I have a Jetson AGX Orin Dev kit on jetpack 6.0 (ubuntu 22.04) and I’m trying to get ollama running on it. It works fine in CPU mode but when switching to use GPU it runs into a timeout error. I get this same error consistently whether running in a container or as a daemon service.
I’m wondering if I should downgrade to Jetpack 5.1.x as I’ve seen posts where people say that it can run both natively and in jetson-containers.
another thing i’ll add, is that you’ll notice from the nvidia-smi i’m running cuda 12.2 yet the jetson container is using v11. Considering its a container maybe this doesn’t matter, but wanted to note the mismatch time=2024-07-29T13:46:52.397Z level=INFO source=payload.go:44 msg="Dynamic LLM libraries [cpu cuda_v11]"
Hi @apps11, the log shows you are running ollama/ollama:latest, not the one from jetson-containers.
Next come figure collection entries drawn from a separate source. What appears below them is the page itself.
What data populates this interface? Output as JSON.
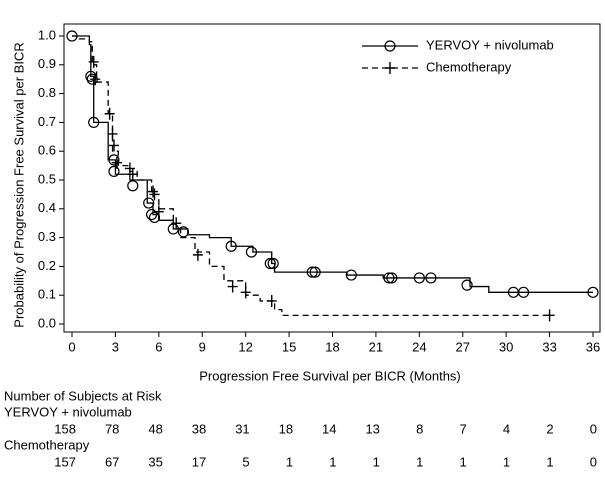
{
  "chart_data": {
    "type": "km",
    "xlabel": "Progression Free Survival per BICR (Months)",
    "ylabel": "Probability of Progression Free Survival per BICR",
    "xlim": [
      0,
      36
    ],
    "ylim": [
      0,
      1
    ],
    "xticks": [
      0,
      3,
      6,
      9,
      12,
      15,
      18,
      21,
      24,
      27,
      30,
      33,
      36
    ],
    "yticks": [
      {
        "value": 0,
        "label": "0.0"
      },
      0.1,
      0.2,
      0.3,
      0.4,
      0.5,
      0.6,
      0.7,
      0.8,
      0.9,
      {
        "value": 1,
        "label": "1.0"
      }
    ],
    "legend": "upper right",
    "series": [
      {
        "name": "YERVOY + nivolumab",
        "color": "#000000",
        "dash": "solid",
        "marker": "circle",
        "x": [
          0,
          1.2,
          1.3,
          1.5,
          2.5,
          3,
          4,
          5.2,
          5.6,
          6,
          7,
          8,
          9.5,
          11,
          12.5,
          13.8,
          14,
          19,
          21.5,
          27.5,
          28.8,
          36
        ],
        "values": [
          1,
          0.97,
          0.86,
          0.7,
          0.57,
          0.52,
          0.5,
          0.42,
          0.38,
          0.36,
          0.33,
          0.31,
          0.3,
          0.27,
          0.25,
          0.21,
          0.18,
          0.17,
          0.16,
          0.13,
          0.11,
          0.11
        ],
        "censored_x": [
          0,
          1.3,
          1.4,
          1.5,
          2.9,
          2.9,
          4.2,
          5.3,
          5.5,
          5.7,
          7,
          7.7,
          11,
          12.4,
          13.7,
          13.9,
          16.6,
          16.8,
          19.3,
          21.9,
          22.1,
          24,
          24.8,
          27.3,
          30.5,
          31.2,
          36
        ],
        "censored_values": [
          1,
          0.86,
          0.85,
          0.7,
          0.57,
          0.53,
          0.48,
          0.42,
          0.38,
          0.37,
          0.33,
          0.32,
          0.27,
          0.25,
          0.21,
          0.21,
          0.18,
          0.18,
          0.17,
          0.16,
          0.16,
          0.16,
          0.16,
          0.135,
          0.11,
          0.11,
          0.11
        ]
      },
      {
        "name": "Chemotherapy",
        "color": "#000000",
        "dash": "dashed",
        "marker": "plus",
        "x": [
          0,
          0.5,
          1.2,
          1.4,
          1.7,
          2.5,
          2.8,
          3.2,
          4,
          4.5,
          5.5,
          6,
          7,
          7.5,
          8.5,
          9.5,
          10.5,
          12,
          13,
          14,
          14.5,
          33
        ],
        "values": [
          1,
          0.99,
          0.98,
          0.9,
          0.84,
          0.73,
          0.6,
          0.55,
          0.53,
          0.5,
          0.45,
          0.4,
          0.35,
          0.3,
          0.25,
          0.2,
          0.15,
          0.1,
          0.08,
          0.05,
          0.03,
          0.03
        ],
        "censored_x": [
          1.5,
          1.6,
          2.6,
          2.8,
          2.9,
          3.1,
          4,
          4.2,
          5.6,
          5.7,
          6,
          7.2,
          8.7,
          11.1,
          12,
          13.8,
          33
        ],
        "censored_values": [
          0.91,
          0.85,
          0.73,
          0.66,
          0.62,
          0.56,
          0.54,
          0.52,
          0.46,
          0.45,
          0.39,
          0.35,
          0.24,
          0.13,
          0.11,
          0.08,
          0.03
        ]
      }
    ]
  },
  "risk_table": {
    "title": "Number of Subjects at Risk",
    "groups": [
      {
        "name": "YERVOY + nivolumab",
        "counts": [
          158,
          78,
          48,
          38,
          31,
          18,
          14,
          13,
          8,
          7,
          4,
          2,
          0
        ]
      },
      {
        "name": "Chemotherapy",
        "counts": [
          157,
          67,
          35,
          17,
          5,
          1,
          1,
          1,
          1,
          1,
          1,
          1,
          0
        ]
      }
    ]
  }
}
Can you try running dustynv/ollama:r36.3.0 instead?
Ok interesting! Yes, that must be because autotag looks in your docker images for containers with matching names, and yea it found ollama/ollama - sorry about that haha.
llama.cpp is not bad to install standalone, ollama I heard could work with their binaries. I would not downgrade back to JP5, if for none other than a lot of ML stuff is on Python 3.10 now.
Encountered a similar issue running ollama on an AGX Xavier. Compiling ollama (0.3.1) natively and setting CMAKE_CUDA_ARCHITECTURES="72" resolved the problem.